Il y a un grand débat sur la façon dont la recherche se fait en psychologie sociale :

- BERRI : l’effet mis en évidence par ASCH (conformisme) est différent en fonction de la culture dans laquelle on se situe.

- Idem pour l’erreur fondamentale d’attribution.

- Ces deux principes ont plus d’influence dans notre société que dans les autres.

 

Recherche de HEINE :

   - On donne un feedback à des sujets canadiens et à des sujets japonais.

   - Résultats :

           + Les canadiens dans le cas d’un feedback positif vont augmenter leurs performances alors qu’il va régresser. Il s’implique donc dans ce qu’il est bon.

           + Dans le cas du japonais, c’est l’inverse. Cela vient avec leur attitude d’auto perfectionnement chez les japonais, leur but d’atteindre un certain niveau de compétence.

   - Cette différence est due à la différence d’une norme dans la société.

   - Ce genre d’étude est valable pour toutes les sociétés : un environnement spécifique créé des normes différentes.

 

4. Coordination dans les interactions.

 

Zajonc, Adelmann, Murphy et Niedenthal (1987).

L’évolution de l’apparence physique des époux.

Convergence des traits après 25 ans de mariage. Pourquoi cet effet ?

    - Imitation (« mimicry ») : capacité de reproduire volontairement ou de chercher à reproduire une apparence, un geste ou un acte d’autrui.

     - Empathie : consiste à saisir avec autant d’exactitude que possible, les références internes et les composantes émotionnelles d’une autre personne et à les comprendre comme si l’on était cette autre personne.

Effet caméléon.

 

Chartrand & Bargh (1999).

   - Expérience 1 : Test de l’imitation involontaire entre étrangers.
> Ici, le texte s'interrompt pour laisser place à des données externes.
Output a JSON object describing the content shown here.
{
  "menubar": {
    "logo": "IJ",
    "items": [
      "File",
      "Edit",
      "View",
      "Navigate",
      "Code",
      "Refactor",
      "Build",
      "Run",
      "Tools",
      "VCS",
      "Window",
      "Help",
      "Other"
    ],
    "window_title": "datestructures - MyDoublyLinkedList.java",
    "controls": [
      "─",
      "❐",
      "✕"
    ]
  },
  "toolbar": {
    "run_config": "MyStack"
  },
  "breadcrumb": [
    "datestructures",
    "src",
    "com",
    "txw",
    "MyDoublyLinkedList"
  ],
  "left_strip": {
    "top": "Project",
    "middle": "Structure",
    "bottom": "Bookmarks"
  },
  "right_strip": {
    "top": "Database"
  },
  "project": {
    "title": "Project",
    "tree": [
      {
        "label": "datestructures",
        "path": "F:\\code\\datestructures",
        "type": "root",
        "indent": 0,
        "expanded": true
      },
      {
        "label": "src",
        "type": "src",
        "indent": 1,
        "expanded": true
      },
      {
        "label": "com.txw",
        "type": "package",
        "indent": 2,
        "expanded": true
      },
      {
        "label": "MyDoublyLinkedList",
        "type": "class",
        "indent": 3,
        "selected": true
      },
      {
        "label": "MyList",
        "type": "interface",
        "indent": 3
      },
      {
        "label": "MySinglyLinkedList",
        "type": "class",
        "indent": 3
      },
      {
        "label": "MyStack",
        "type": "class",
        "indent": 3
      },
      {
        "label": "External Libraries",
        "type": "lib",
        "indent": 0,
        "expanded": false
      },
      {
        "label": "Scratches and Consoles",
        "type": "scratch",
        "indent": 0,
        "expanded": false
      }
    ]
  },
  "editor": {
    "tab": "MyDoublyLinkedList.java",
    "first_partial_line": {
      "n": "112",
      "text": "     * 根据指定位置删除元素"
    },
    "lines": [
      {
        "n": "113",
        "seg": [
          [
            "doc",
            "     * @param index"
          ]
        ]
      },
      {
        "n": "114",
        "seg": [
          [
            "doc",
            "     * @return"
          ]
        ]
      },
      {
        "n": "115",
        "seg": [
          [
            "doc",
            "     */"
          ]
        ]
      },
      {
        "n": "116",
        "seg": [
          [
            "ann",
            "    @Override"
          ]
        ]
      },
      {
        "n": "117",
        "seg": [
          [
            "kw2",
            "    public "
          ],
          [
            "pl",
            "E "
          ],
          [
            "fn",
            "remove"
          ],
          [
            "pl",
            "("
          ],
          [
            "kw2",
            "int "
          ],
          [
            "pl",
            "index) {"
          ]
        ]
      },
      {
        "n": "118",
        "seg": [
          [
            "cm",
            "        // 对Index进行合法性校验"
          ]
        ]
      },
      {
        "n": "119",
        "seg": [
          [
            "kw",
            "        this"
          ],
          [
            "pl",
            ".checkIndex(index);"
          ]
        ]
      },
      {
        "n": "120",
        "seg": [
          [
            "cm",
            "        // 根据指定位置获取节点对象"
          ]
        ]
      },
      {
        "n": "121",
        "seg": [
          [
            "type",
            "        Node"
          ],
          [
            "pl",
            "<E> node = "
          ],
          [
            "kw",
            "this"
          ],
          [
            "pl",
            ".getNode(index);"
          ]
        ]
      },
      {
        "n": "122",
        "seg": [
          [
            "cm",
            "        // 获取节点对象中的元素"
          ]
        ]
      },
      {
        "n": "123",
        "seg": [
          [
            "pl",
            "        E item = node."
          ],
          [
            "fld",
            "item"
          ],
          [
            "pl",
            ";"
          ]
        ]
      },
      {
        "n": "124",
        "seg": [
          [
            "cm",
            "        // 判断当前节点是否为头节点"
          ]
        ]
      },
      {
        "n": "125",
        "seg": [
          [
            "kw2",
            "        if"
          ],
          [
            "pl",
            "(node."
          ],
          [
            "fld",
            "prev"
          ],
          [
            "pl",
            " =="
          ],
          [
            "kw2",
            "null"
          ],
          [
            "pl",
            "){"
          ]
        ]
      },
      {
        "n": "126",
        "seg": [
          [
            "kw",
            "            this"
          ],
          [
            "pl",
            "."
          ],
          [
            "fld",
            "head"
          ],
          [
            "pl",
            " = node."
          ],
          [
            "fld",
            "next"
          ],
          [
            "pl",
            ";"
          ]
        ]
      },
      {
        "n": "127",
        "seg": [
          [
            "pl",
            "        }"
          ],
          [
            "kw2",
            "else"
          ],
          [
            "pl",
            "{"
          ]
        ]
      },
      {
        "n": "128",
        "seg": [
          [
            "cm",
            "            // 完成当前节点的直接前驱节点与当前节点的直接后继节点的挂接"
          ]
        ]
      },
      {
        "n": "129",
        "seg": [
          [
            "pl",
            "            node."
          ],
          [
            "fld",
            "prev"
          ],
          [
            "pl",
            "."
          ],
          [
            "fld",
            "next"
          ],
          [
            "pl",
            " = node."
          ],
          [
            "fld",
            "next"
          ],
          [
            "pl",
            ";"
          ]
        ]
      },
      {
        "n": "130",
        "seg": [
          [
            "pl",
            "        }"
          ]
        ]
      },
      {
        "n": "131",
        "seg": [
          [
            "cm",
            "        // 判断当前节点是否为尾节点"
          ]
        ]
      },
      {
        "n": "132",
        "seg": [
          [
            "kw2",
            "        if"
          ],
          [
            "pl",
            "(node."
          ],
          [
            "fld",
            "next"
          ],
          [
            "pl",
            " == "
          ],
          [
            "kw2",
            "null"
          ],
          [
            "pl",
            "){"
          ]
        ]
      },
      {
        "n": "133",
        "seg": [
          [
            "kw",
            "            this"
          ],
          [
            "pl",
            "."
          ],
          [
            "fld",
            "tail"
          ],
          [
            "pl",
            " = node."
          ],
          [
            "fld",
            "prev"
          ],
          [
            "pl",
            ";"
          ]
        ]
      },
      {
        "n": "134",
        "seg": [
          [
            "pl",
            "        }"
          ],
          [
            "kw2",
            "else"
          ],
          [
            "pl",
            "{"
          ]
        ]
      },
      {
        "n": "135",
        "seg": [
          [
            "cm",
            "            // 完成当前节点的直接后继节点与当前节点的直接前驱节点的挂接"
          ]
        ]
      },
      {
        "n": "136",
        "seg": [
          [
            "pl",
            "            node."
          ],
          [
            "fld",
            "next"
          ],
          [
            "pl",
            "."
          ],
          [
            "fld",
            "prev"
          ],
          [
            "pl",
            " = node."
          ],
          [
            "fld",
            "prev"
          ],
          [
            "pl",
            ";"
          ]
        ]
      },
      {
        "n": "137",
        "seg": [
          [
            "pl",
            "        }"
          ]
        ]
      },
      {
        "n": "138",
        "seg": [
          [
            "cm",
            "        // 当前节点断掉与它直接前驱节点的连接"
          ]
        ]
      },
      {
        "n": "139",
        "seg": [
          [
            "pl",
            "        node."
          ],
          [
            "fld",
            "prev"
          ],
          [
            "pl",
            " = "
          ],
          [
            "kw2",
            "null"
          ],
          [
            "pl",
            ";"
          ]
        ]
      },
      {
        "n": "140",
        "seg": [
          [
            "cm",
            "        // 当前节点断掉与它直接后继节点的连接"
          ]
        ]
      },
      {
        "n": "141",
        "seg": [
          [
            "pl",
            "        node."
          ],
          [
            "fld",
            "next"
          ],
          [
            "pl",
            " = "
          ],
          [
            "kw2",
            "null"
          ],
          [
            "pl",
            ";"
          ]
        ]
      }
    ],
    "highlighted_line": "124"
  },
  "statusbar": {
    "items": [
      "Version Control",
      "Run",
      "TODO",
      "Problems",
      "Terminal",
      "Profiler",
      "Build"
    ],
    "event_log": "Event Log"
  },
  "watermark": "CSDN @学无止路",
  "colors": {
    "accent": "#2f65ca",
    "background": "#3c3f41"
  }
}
   - Expérience 2 : La fonction adaptative de l’effet Caméléon.

        + Les sujets imités jugent le comparse plus sympathique lorsque celui-ci les a imités (6.62) que lorsqu'il ne l'a pas fait (5.91).

        + Ils trouvent que l'interaction s'est mieux passée (« smoother ») lorsqu'il les a imités (6,76) que lorsqu'il ne l'a pas fait (6.02).

 

Gregory & Webster (1996) :

Convergence vocale et statut de l’interlocuteur.

Matériel : Talk-show de Larry King.

Invités de statuts divers (Elisabeth Taylor, Sean Connery, George Bush, Bill Clinton, Bill Cosby...).

    - Lorsque deux interlocuteurs de statut différent entament un entretien, les caractéristiques de leurs voix convergent peu à peu, à leur insu et c'est le partenaire dont le statut est le moins élevé qui accommode le plus sa voix à celle de son interlocuteur.

    - Il y a ici une régulation du degré d'influençabilité des interlocuteurs. Ce n'est plus le concept susceptible de l'influencer que le sujet analyse automatiquement, c'est sa propre position dans la situation sociale. Et cette analyse automatique peut déterminer l'importance d'une influence non consciente qui s'exerce sur lui à ce moment.

 

Frith, C., & Frith, U. (2008). Implicit an explicit processes in social cognition. Neuron, 60, 503-510.

« De nombreuses études montrent que des processus implicites facilitent le partage de la connaissance, des émotions et des actions, et dès lors, de façon peut-être surprenante, servent l’altruisme plutôt que l’égoïsme ».